Access and Aptitude

You can lead a horse to water, but you can’t make him drink.  Lawyers are neck deep in information and technology, maybe deeper.  Nearly all lawyers would appear to be using a computer in practice and yet their understanding of the tools set before them has yawning gaps.  Access isn’t an issue, despite relitigating the luddite lawyer banality.  Aptitude is where there is opportunity, but is it necessary?

This is perhaps best illustrated by looking at foundational software:  the operating system.  Typically, when you turn on a computer, you see some sort of whirligig identifying it as Windows, Mac, or Ubuntu.  The ABA 2015 legal technology survey indicates over 99% adoption of a PC (Volume II, Q 14).  That works out to about 7 respondents that indicated other.  Of those PC users, over 50 respondents had no idea what operating system was on their PC. (Q15)

I don’t understand how a PC user can not know this. Knowing what your operating system can impact whether you know your system is at risk, is compatible with other software, and so on. As an elderly English relative of mine once said:

Is it a matter of can't think, or won't

Librarians deal with this issue all the time.  It’s usually couched in terms of literacy, a term I don’t personally care forTL;DR, it means having a facility to use something, like a search engine, but not understanding how to use it well.  Some law librarians have adopted a position, which I also disagree with, that a law school graduate is somehow incapable of performing legal research.

At heart, the question is the same for legal technology and information:  is a lawyer with access to a tool – book, search engine, email application, smart phone, document assembler – assumed to be proficient enough through regular use to reach that good enough plateau or do they need to actually show some aptitude?

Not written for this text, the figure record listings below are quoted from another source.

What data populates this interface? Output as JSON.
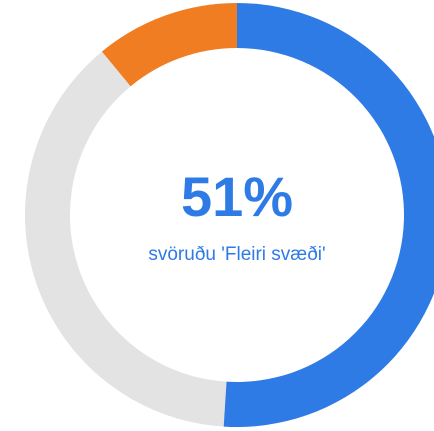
{
  "chart_data": {
    "type": "donut",
    "values": [
      51,
      38,
      11
    ],
    "value_labels": [
      "51%",
      null,
      null
    ],
    "colors": [
      "#2f7be6",
      "#e3e3e3",
      "#f07d22"
    ],
    "subtitle": "svöruðu 'Fleiri svæði'"
  }
}
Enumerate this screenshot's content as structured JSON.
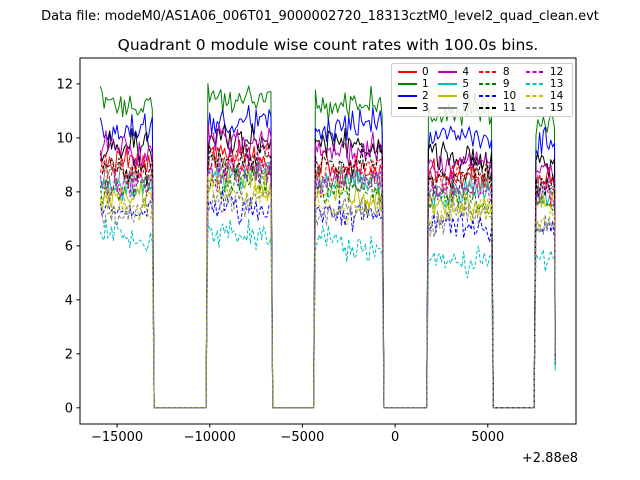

I posed a question to some law students recently about their own aptitude.  Every one of them was using Microsoft Office, as you’d expect in a legal environment. None of them felt that they were expert, though. There’s no reason they would be, even though a couple of hours of training or time spent with Lynda.com or Youtube wouldn’t hurt.

When I helped to rewrite the ABA’s legal technology survey back in the early Aughts, we debated whether to ask what lawyers use or was it enough to understand what was available to them.  There is a lot of technology in a law firm that a lawyer might never use herself, even if it is used to assist clients or support business operations.  That may be a mistake: it may be worth knowing what the lawyer uses and how well they can use it, even though aptitude is hard to pinpoint.

An inability to use the tools of law practice may indicate a need to educate on what they are and train on them.  This might occur in a law school, although I’m not sure that doing it without context makes sense.  It might occur in continuing education, but CLEs are notoriously hands-off – sometimes minds-off – and practice management and technology topics can be difficult to impart otherwise.

Law schools are struggling with turning out the practice ready lawyer – and whether they should and what form it takes.  Even where law schools are focused on experiential work, there doesn’t seem to be a focus on the tools used.  It’s almost as if – before and after passing the bar – there is an implicit assumption we’re all still using pencils and paper and so the underlying tools are somehow irrelevant.

As a law graudate, I know how to craft a contract as far as the document’s component parts, but I may not know how to actually create the document in a word processor efficiently, or reuse it properly.  I understand that time management and communication are critical both to business success and client success, but, despite evergreen legal tech articles, I am not sure which tool to use or how best to use it.  It’s not just law grads:  the 2016 Clio report finding that solos using it’s software were billing less than 2 hours a day raises some questions.

That cloud-adopting lawyers are still able to translate so little work time into revenue suggests that it’s not the adoption part that is crucial.  Perhaps the paper-and-pencil lawyers are doing a better job of converting sense into dollars.  But that’s backward to how we think about the benefits to increased information and technology.  We have access but not aptitude.  We value adoption and innovation but not training and expertise.  As a profession, lawyers don’t seem to have a good answer for how to bridge that gap.  Nor do I.